04/11/10 à 09:55 - Mise à jour à 09:55

L'économie américaine fait trébucher Obama

La défaite subie par Barack Obama dans le cadre des élections de mi-mandat ne doit rien au hasard. Comme il l'a souligné lui-même, c'est l'état lamentable de l'économie américaine qui l'a fait trébucher.

Les chiffres parlent d'eux-mêmes : depuis la fin 2007, les Etats-Unis ont perdu plus de 8 millions d'emplois. Un américain sur 5 est sans emploi ou avec un emploi à temps partiel. Un crédit immobilier sur 8 amène à la saisie et pire que tout, un américain sur 8 vit de bons alimentaires ! Et puis, il y a la peur, et notamment la peur du déclassement de la classe moyenne : près de 100 millions d'Américains vivent aujourd'hui avec des revenus inférieurs à ceux de leurs parents au même âge. Si on ajoute à cela, le fait, qu'au même moment, 45 Etats ont opéré des coupes claires dans des services vitaux pour les plus démunis, on comprendra pourquoi la crise a également éloigné les supporters de Barack Obama.

Obama se réveille avec la gueule de bois, mais surtout il va devoir composer. D'un côté, il y a le mouvement populaire et très réactionnaire qu'on appelle là-bas le "tea party" et qui ne cesse de diaboliser Obama. Tantôt en le traitant de musulman, tantôt de communiste, et tantôt de nazi. Autant d'insultes qui traduisent la colère et donc la peur d'une partie non négligeable de la population américaine qui croit que l'équipe d'Obama a profité de la crise pour socialiser le pays. Quand on sait qu'aux Etats-Unis, le mot "socialisme" est la pire insulte, on a compris.

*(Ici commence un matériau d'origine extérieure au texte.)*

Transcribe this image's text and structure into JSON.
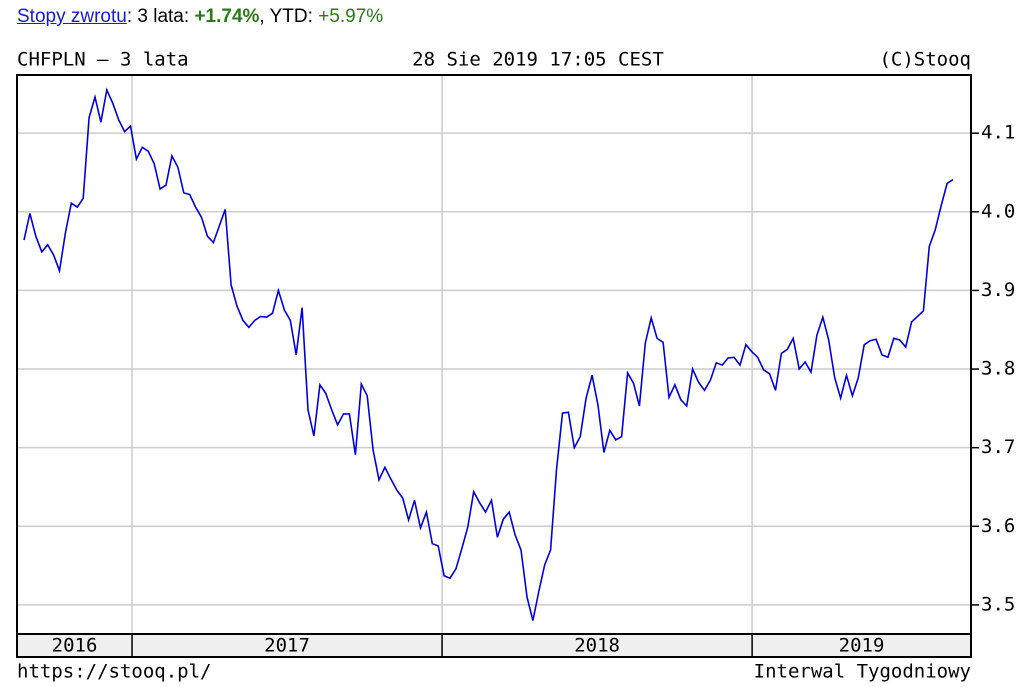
{
  "header": {
    "link": "Stopy zwrotu",
    "period_label": ": 3 lata: ",
    "period_return": "+1.74%",
    "ytd_label": ", YTD: ",
    "ytd_return": "+5.97%"
  },
  "chart_data": {
    "type": "line",
    "title": "CHFPLN – 3 lata",
    "subtitle": "28 Sie 2019 17:05 CEST",
    "credit": "(C)Stooq",
    "footer_left": "https://stooq.pl/",
    "footer_right": "Interwal Tygodniowy",
    "color": "#0000dd",
    "grid": true,
    "xlim": [
      2016.629,
      2019.706
    ],
    "xticks": [
      2017,
      2018,
      2019
    ],
    "years": [
      2016,
      2017,
      2018,
      2019
    ],
    "ylim": [
      3.463,
      4.174
    ],
    "yticks": [
      3.5,
      3.6,
      3.7,
      3.8,
      3.9,
      {
        "value": 4,
        "label": "4.0"
      },
      4.1
    ],
    "values": [
      3.964,
      3.998,
      3.969,
      3.949,
      3.958,
      3.945,
      3.925,
      3.973,
      4.011,
      4.006,
      4.017,
      4.12,
      4.146,
      4.114,
      4.155,
      4.138,
      4.117,
      4.102,
      4.109,
      4.067,
      4.082,
      4.077,
      4.061,
      4.029,
      4.034,
      4.071,
      4.057,
      4.024,
      4.022,
      4.006,
      3.993,
      3.969,
      3.961,
      3.982,
      4.003,
      3.907,
      3.88,
      3.862,
      3.853,
      3.862,
      3.867,
      3.866,
      3.871,
      3.9,
      3.875,
      3.862,
      3.818,
      3.878,
      3.748,
      3.715,
      3.78,
      3.769,
      3.748,
      3.729,
      3.743,
      3.743,
      3.691,
      3.781,
      3.766,
      3.697,
      3.659,
      3.675,
      3.66,
      3.646,
      3.636,
      3.608,
      3.633,
      3.598,
      3.618,
      3.578,
      3.575,
      3.537,
      3.534,
      3.546,
      3.572,
      3.599,
      3.644,
      3.63,
      3.618,
      3.633,
      3.586,
      3.609,
      3.618,
      3.589,
      3.57,
      3.51,
      3.48,
      3.517,
      3.551,
      3.57,
      3.672,
      3.744,
      3.745,
      3.7,
      3.714,
      3.763,
      3.792,
      3.754,
      3.694,
      3.722,
      3.71,
      3.714,
      3.795,
      3.782,
      3.753,
      3.833,
      3.865,
      3.839,
      3.834,
      3.764,
      3.78,
      3.761,
      3.753,
      3.8,
      3.783,
      3.773,
      3.786,
      3.808,
      3.805,
      3.814,
      3.815,
      3.805,
      3.831,
      3.822,
      3.815,
      3.799,
      3.794,
      3.773,
      3.82,
      3.825,
      3.839,
      3.8,
      3.809,
      3.796,
      3.843,
      3.866,
      3.837,
      3.789,
      3.763,
      3.792,
      3.766,
      3.789,
      3.831,
      3.836,
      3.838,
      3.818,
      3.815,
      3.839,
      3.837,
      3.828,
      3.86,
      3.867,
      3.874,
      3.956,
      3.977,
      4.008,
      4.036,
      4.041
    ]
  }
}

Et puis, sur son aile gauche, Barack Obama est également critiqué, notamment pour être trop sensible aux lobbys bancaires. Mais il est vrai que n'importe quel locataire de la Maison Blanche n'a pas vraiment les coudées franches pour réformer. En 2009, on a dénombré plus de 13.700 lobbyistes à Washington qui ont dépensé 3,5 milliards de dollars sous forme de trafic d'influence. 13.700 lobbyistes à Washington, cela veut dire qu'il y avait 26 lobbyistes par député. Comment dans ces conditions, peut-on encore faire voter une loi sans qu'elle ne soit dénaturée ? C'est en partie à cette question là que devra répondre Barack Obama. S'il réussit, il aura le destin de Clinton et rempilera pour un second mandat. Sinon, il suivra le même chemin que Jimmy Carter : la porte de sortie et la fin d'un rêve.